His directions were spot on and the red car was still directly opposite the short path out to the viewing point - it seemed further than we'd been expecting but now there we could see several congregations of birds. As Kev set up his scope and started scanning the water's edge, he happened on a water rail crossing a gap in the reeds to our right - typically I missed it. We focussed on the righthand pool and two groups of birds, a pair, and a three. The pair we could see was a dunlin and another we couldn't identify as it was sleeping with its back to us - it appeared smaller than the dunlin and later we heard that there had been a little stint there - we will never know ...

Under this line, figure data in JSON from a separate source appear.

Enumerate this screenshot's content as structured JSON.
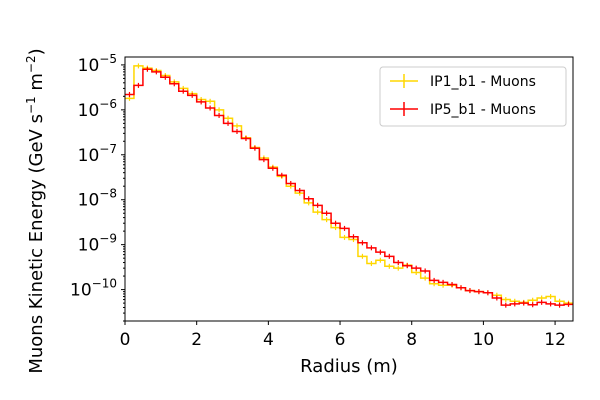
{
  "chart_data": {
    "type": "line",
    "xlabel": "Radius (m)",
    "ylabel": "Muons Kinetic Energy (GeV s$^{-1}$ m$^{-2}$)",
    "ylabel_main": "Muons Kinetic Energy (GeV s",
    "ylabel_exp1": "−1",
    "ylabel_mid": " m",
    "ylabel_exp2": "−2",
    "ylabel_end": ")",
    "xlim": [
      0,
      12.5
    ],
    "ylim": [
      2e-11,
      1.5e-05
    ],
    "yscale": "log",
    "x_ticks": [
      "0",
      "2",
      "4",
      "6",
      "8",
      "10",
      "12"
    ],
    "y_ticks": [
      {
        "base": "10",
        "exp": "−5",
        "value": 1e-05
      },
      {
        "base": "10",
        "exp": "−6",
        "value": 1e-06
      },
      {
        "base": "10",
        "exp": "−7",
        "value": 1e-07
      },
      {
        "base": "10",
        "exp": "−8",
        "value": 1e-08
      },
      {
        "base": "10",
        "exp": "−9",
        "value": 1e-09
      },
      {
        "base": "10",
        "exp": "−10",
        "value": 1e-10
      }
    ],
    "legend_position": "top-right",
    "bin_edges": [
      0,
      0.25,
      0.5,
      0.75,
      1.0,
      1.25,
      1.5,
      1.75,
      2.0,
      2.25,
      2.5,
      2.75,
      3.0,
      3.25,
      3.5,
      3.75,
      4.0,
      4.25,
      4.5,
      4.75,
      5.0,
      5.25,
      5.5,
      5.75,
      6.0,
      6.25,
      6.5,
      6.75,
      7.0,
      7.25,
      7.5,
      7.75,
      8.0,
      8.25,
      8.5,
      8.75,
      9.0,
      9.25,
      9.5,
      9.75,
      10.0,
      10.25,
      10.5,
      10.75,
      11.0,
      11.25,
      11.5,
      11.75,
      12.0,
      12.25,
      12.5
    ],
    "series": [
      {
        "name": "IP1_b1 - Muons",
        "color": "#FFD700",
        "values": [
          1.8e-06,
          9.5e-06,
          8.5e-06,
          7.5e-06,
          5.8e-06,
          4.2e-06,
          3e-06,
          2.3e-06,
          1.7e-06,
          1.55e-06,
          1e-06,
          6.5e-07,
          4.4e-07,
          2.4e-07,
          1.45e-07,
          8.5e-08,
          5.3e-08,
          3.3e-08,
          2e-08,
          1.4e-08,
          8.5e-09,
          5.3e-09,
          3.6e-09,
          2.4e-09,
          1.45e-09,
          1.3e-09,
          5.5e-10,
          3.8e-10,
          4.5e-10,
          3.3e-10,
          3e-10,
          3.5e-10,
          2.4e-10,
          1.8e-10,
          1.35e-10,
          1.25e-10,
          1.25e-10,
          1.1e-10,
          9.5e-11,
          9e-11,
          8.5e-11,
          7.5e-11,
          6e-11,
          5.5e-11,
          5.2e-11,
          5.8e-11,
          6.5e-11,
          7e-11,
          5.5e-11,
          5e-11
        ]
      },
      {
        "name": "IP5_b1 - Muons",
        "color": "#FF0000",
        "values": [
          2.2e-06,
          3.5e-06,
          8e-06,
          7e-06,
          5.3e-06,
          3.8e-06,
          2.6e-06,
          2.1e-06,
          1.5e-06,
          1.1e-06,
          7.5e-07,
          5e-07,
          3.3e-07,
          2.3e-07,
          1.4e-07,
          7.8e-08,
          5e-08,
          3.5e-08,
          2.3e-08,
          1.6e-08,
          1.05e-08,
          7.5e-09,
          5e-09,
          3e-09,
          2.3e-09,
          1.5e-09,
          1.1e-09,
          8.5e-10,
          6.8e-10,
          5.5e-10,
          4e-10,
          3.4e-10,
          3e-10,
          2.6e-10,
          1.6e-10,
          1.45e-10,
          1.3e-10,
          1.1e-10,
          9.5e-11,
          9e-11,
          8.5e-11,
          6.5e-11,
          4.5e-11,
          4.8e-11,
          5e-11,
          4.6e-11,
          5.2e-11,
          4.8e-11,
          4.5e-11,
          4.7e-11
        ]
      }
    ]
  }
}
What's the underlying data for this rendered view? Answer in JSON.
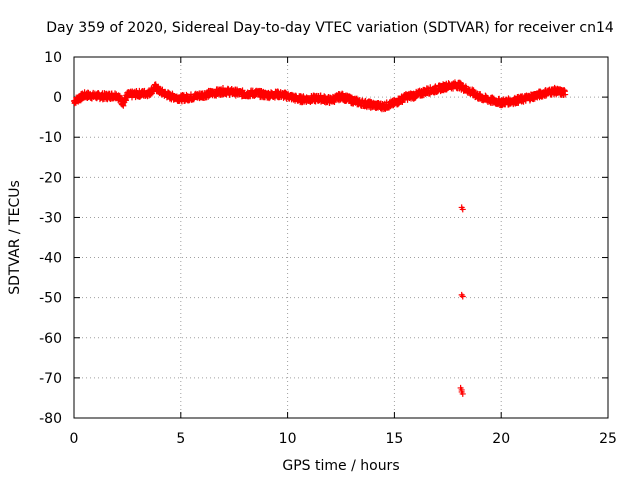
{
  "chart_data": {
    "type": "scatter",
    "title": "Day 359 of 2020, Sidereal Day-to-day VTEC variation (SDTVAR) for receiver cn14",
    "xlabel": "GPS time / hours",
    "ylabel": "SDTVAR / TECUs",
    "xlim": [
      0,
      25
    ],
    "ylim": [
      -80,
      10
    ],
    "xticks": [
      "0",
      "5",
      "10",
      "15",
      "20",
      "25"
    ],
    "yticks": [
      "10",
      "0",
      "-10",
      "-20",
      "-30",
      "-40",
      "-50",
      "-60",
      "-70",
      "-80"
    ],
    "grid": true,
    "marker_color": "#ff0000",
    "series": [
      {
        "name": "cn14",
        "trend": {
          "x": [
            0.0,
            0.5,
            1.0,
            1.5,
            2.0,
            2.3,
            2.5,
            3.0,
            3.5,
            3.8,
            4.0,
            4.5,
            5.0,
            5.5,
            6.0,
            6.5,
            7.0,
            7.5,
            8.0,
            8.5,
            9.0,
            9.5,
            10.0,
            10.5,
            11.0,
            11.5,
            12.0,
            12.5,
            13.0,
            13.5,
            14.0,
            14.5,
            15.0,
            15.5,
            16.0,
            16.5,
            17.0,
            17.5,
            18.0,
            18.5,
            19.0,
            19.5,
            20.0,
            20.5,
            21.0,
            21.5,
            22.0,
            22.5,
            23.0
          ],
          "y": [
            -1.0,
            0.5,
            0.3,
            0.2,
            0.5,
            -1.5,
            0.5,
            0.8,
            1.0,
            2.5,
            1.5,
            0.2,
            -0.3,
            0.0,
            0.5,
            1.0,
            1.5,
            1.2,
            0.8,
            1.0,
            0.5,
            0.7,
            0.3,
            -0.5,
            -0.5,
            -0.3,
            -0.8,
            0.2,
            -0.8,
            -1.5,
            -2.0,
            -2.3,
            -1.5,
            0.0,
            0.5,
            1.5,
            2.0,
            2.8,
            3.0,
            1.5,
            0.0,
            -0.8,
            -1.3,
            -1.0,
            -0.5,
            0.2,
            1.0,
            1.5,
            1.0
          ]
        },
        "outliers": {
          "x": [
            18.15,
            18.2,
            18.15,
            18.2,
            18.1,
            18.15,
            18.15,
            18.2
          ],
          "y": [
            -27.5,
            -28.0,
            -49.3,
            -49.7,
            -72.5,
            -73.0,
            -73.5,
            -74.0
          ]
        }
      }
    ]
  }
}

The group of three were also asleep but fortunately moved from time to time, and we could see there were the curlew sandpiper - so far away that neither the camera or Digi-scoping over the distance and through the heat haze would allow us a record shot. We spent a considerable time watching the curlew sandpipers hoping they'd get a bit more active but then scanned the larger group of birds on the sandy edge between the two pools. Amongst them was a glossy ibis, teal, redshank, little egret, blackwit, lapwing and shoveler. As we waited a rather stunning ruddy darter dragonfly landed ahead of us - as it was closer than the assembled bird life, I thought I'd take a photo!

Glossy ibis
Ruddy darter

Eventually we decided to move on and we were actually here to have a go for the stone curlew - left or right, back where we'd come from or round the other way ... we opted for pastures new and found it was quite a walk even to the sea wall. From the sea wall we could see out to the Thames and a group of seals on the opposite bank. There were various gulls out on the muddy shore and a flock of common gulls on a pipe out from the wall itself.

Common gull

We checked the map and followed the sea wall around to the spot that overlooked the bay indicated on BirdGuides. We scanned around noting the large number of avocets showing, many feeding but also considerable numbers resting on the water's edge. We could hear voices ahead and went to investigate - we found a handful of birders, two of whom had seen the stone curlew about 45 minutes before we arrived - it had retreated into the scrub behind the shore and disappeared from view. We joined the vigil. Soon one of the birders left, leaving a spot to sit in the shade - the sun was now beating down and the temperature had risen to 26°C. We waited and talked with the others beside us - nearest me was a South African chap who after an hour decided to try viewing from a different angle. I was getting jumpy and thought we'd likely dipped - not in the full sense but that it could very well be much later before the bird emerged. Kev dragged his heels - in the end this was so lucky. Another 20 minutes later our South African companion appeared up on the sea wall saying he'd seen the bird over the back of the scrub standing clear on the sandy inlet. We all rushed up but couldn't see anything from where he was now standing. We therefore returned to his original position and started looking. Suddenly one of the observers spotted it, briefly raising its head above the scrub. We all got on it and then to out excitement it stood up and preened. I know the photo below is not great but given the bird was 300m away and there was significant heat haze, I'm amazed I got a record shot at all!

Stone curlew

A single male marsh harrier cruised far to our left and across in front, occasionally mobbed by a couple of crows - again it was too distant for anything but a record shot - seems to par for this site.

Marsh harrier

We watched for a while and then said our goodbyes, thanking the finder for sharing with us. We set off back to the car, a nearly 25-minute walk from there. As we walked along, we saw a huge brown hawker dragonfly which landed nearby and then along the causeway between pools we encountered a few Jersey Tiger moths; a daytime flying moth - when they land they disappeared unless you could spot where they landed.

Brown hawker
Jersey Tiger moth

Reaching the car we set off home passing queues of people heading to the channel crossings - clear in our direction. We stopped for a very late lunch and got home in time for my evening visitors, just.